Plot hole: When Dylan enters the vampire Vargas's bedroom to interrogate him, Dylan frequently steps away from the door to let sunlight in to burn Vargas, so that Vargas will cooperate with the interrogation. Vargas is in his bed and could easily cover himself with his sheets to block the sunlight, but never does.
Plot hole: Milo and Nicole go to the club and ask for John. After failing to convince the woman that he works in the senate for Kansas, the woman looks at him and calls him 'Senator' but calls Nicole 'Mrs Boyd'. There was no mention any of their names (even though Milo's surname is Boyd). If the woman calls Nicole Mrs Boyd, she surely must know Milo and that Nicole was his wife.

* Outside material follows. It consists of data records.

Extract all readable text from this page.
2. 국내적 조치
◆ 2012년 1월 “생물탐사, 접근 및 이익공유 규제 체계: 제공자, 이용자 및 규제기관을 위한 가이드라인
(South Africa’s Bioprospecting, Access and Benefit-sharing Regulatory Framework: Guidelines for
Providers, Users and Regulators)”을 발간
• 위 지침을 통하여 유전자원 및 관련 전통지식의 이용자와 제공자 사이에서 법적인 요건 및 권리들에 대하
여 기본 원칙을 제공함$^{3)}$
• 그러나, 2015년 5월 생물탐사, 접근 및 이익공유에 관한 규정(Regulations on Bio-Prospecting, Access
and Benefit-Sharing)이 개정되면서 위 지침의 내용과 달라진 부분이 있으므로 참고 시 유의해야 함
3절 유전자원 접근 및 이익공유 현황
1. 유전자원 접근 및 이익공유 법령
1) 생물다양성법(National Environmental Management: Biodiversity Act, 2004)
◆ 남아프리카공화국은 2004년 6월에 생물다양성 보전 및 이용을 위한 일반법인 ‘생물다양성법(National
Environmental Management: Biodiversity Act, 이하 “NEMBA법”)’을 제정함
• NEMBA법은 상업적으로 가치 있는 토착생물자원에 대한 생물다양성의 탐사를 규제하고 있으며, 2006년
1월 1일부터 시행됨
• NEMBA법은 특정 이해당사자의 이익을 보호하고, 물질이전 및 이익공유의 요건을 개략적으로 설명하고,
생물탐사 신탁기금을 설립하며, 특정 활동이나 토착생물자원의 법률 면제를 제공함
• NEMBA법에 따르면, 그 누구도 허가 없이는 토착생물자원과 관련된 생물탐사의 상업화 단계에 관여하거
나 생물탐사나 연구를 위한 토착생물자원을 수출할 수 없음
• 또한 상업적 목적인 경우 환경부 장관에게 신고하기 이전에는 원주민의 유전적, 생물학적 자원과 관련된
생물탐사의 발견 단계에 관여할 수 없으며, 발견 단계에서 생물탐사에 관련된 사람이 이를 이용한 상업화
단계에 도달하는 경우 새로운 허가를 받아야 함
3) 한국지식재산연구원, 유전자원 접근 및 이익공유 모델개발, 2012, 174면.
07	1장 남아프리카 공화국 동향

Suggested correction: The scene starts with the membership director telling them the club is closed for a private event, so we don't see them enter and what they say to her. They obviously cut straight to this part to cut out time. But Milo and Nicole would have given her their names so she could check to see if they're members or on the list.
Plot hole: When Moses comes to Sarah, a wet team arrives. Then, when Sarah gets free in the hotel and makes a 911 call, Cooper is on the plane and talks on the phone with someone about cheques and gets a notification about the 911 call. He comments why no one thought about that and asks the pilot to turn around. So who sent the wet team earlier?